LISBON (AFP) - The bronze statue of Benfica legend Eusebio in front of Lisbon's Stadium of Light was covered with flowers, scarves and messages as Portugal mourned the iconic striker's death on Sunday.
Widely regarded as Portugal's greatest player before the meteoric rise of Cristiano Ronaldo, Eusebio's death touched a nation beyond just the team he graced with such distinction throughout the 1960s and beyond.
Since his death was announced, a steady stream of fans made their way to Benfica's home stadium to pay their respects to the Mozambique-born star known as the 'Black Panther'.
"Eusebio is simply the king," said a young supporter, his voice cracking with emotion and a red Benfica scarf wrapped around his neck.
Another fan, Rui Silva, wearing a replica shirt with Eusebio's name emblazoned on the back, as he had his picture taken in front of the statue, added: "He's very important for me, I consider him like a member of my family."
A supporter in his 60s remembered Eusebio's dead-ball effectiveness: "I've been going to this stadium for 45 years.
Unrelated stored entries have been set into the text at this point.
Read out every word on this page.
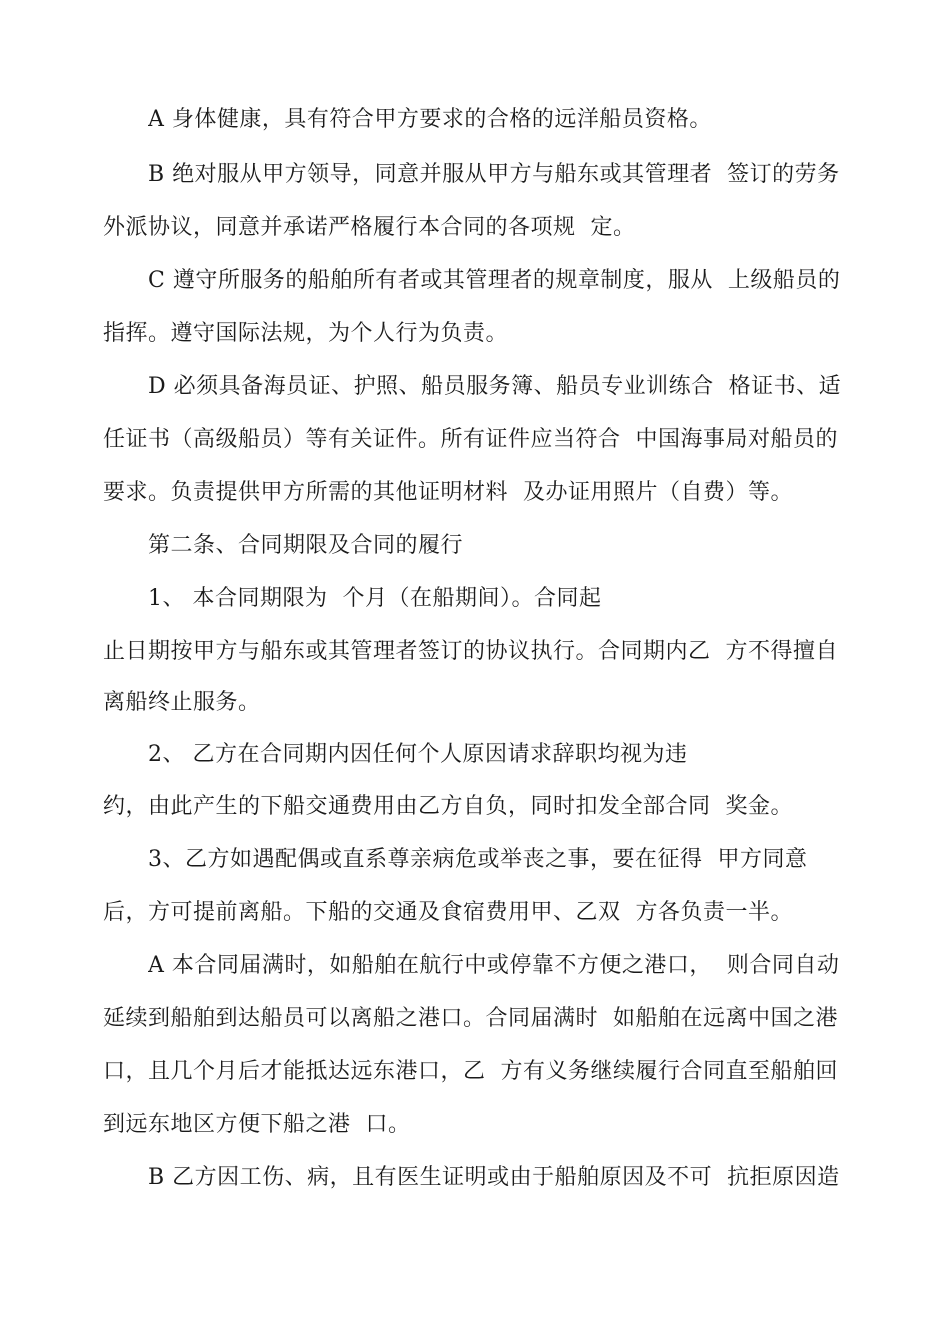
A 身体健康，具有符合甲方要求的合格的远洋船员资格。
B 绝对服从甲方领导，同意并服从甲方与船东或其管理者  签订的劳务
外派协议，同意并承诺严格履行本合同的各项规  定。
C 遵守所服务的船舶所有者或其管理者的规章制度，服从  上级船员的
指挥。遵守国际法规，为个人行为负责。
D 必须具备海员证、护照、船员服务簿、船员专业训练合  格证书、适
任证书（高级船员）等有关证件。所有证件应当符合  中国海事局对船员的
要求。负责提供甲方所需的其他证明材料  及办证用照片（自费）等。
第二条、合同期限及合同的履行
1、 本合同期限为  个月（在船期间）。合同起
止日期按甲方与船东或其管理者签订的协议执行。合同期内乙  方不得擅自
离船终止服务。
2、 乙方在合同期内因任何个人原因请求辞职均视为违
约，由此产生的下船交通费用由乙方自负，同时扣发全部合同  奖金。
3、乙方如遇配偶或直系尊亲病危或举丧之事，要在征得  甲方同意
后，方可提前离船。下船的交通及食宿费用甲、乙双  方各负责一半。
A 本合同届满时，如船舶在航行中或停靠不方便之港口，  则合同自动
延续到船舶到达船员可以离船之港口。合同届满时  如船舶在远离中国之港
口，且几个月后才能抵达远东港口，乙  方有义务继续履行合同直至船舶回
到远东地区方便下船之港  口。
B 乙方因工伤、病，且有医生证明或由于船舶原因及不可  抗拒原因造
I saw Eusebio play many times, he was incredible.
"He never missed a penalty and scored 99 percent of his free-kicks." Eusebio, latterly an ambassador for both Benfica and the Portuguese Football Association, was 71 when he died of a cardio-pulmonary arrest early on Sunday morning.
While the message from Benfica fans was one of claiming possession of their greatest ever player - a note posted next to a pair of boots with red studs proclaimed: "Eusebio is ours" - it is clear that the whole country felt special affection for him.
The government has declared three days of mourning but Benfica fans couldn't wait to bid farewell.
Hundreds gathered around the Stadium of Light where Eusebio's coffin was brought at the end of the afternoon, to be displayed in a chapel of rest.
He will be buried on Monday afternoon in one of Lisbon's northern suburbs near the famous ground.
Beforehand, as requested by Eusebio himself, his coffin will be taken on a tour of the stadium's pitch.
"Eusebio, Eusebio," chanted hundreds of fans as the coffin arrived at the stadium.
"I haven't come to say goodbye, but to say thank-you," read one banner.
Admirers had also headed to the Benfica museum to reflect on Eusebio's glory by gazing at old jerseys, newspaper cuttings, photos, trophies and even the 1965 Ballon d'Or won by the 'King'.
That year he became the first black footballer to win the award.
A year later he helped Portugal to the World Cup semi-finals in England, while his goals inspired Benfica to the European Cup title in 1962 and three other finals throughout the 1960s, including in 1965.
"For me, he is simply the creator of football," said 24-year-old Luis Marques, who had gone to the stadium with friends.
"I never saw him play," added Jose Morais, an Angolan living in Portugal for the last 20 years, "but I love looking at archive footage (of him)." But while many may consider Ronaldo to have surpassed Eusebio in talent and even achievements, in this corner of Portugal that is certainly not the case.
"Cristiano Ronaldo is still a long way behind," said Jose Valente, a resident of a Lisbon suburb but originally from Cape Verde.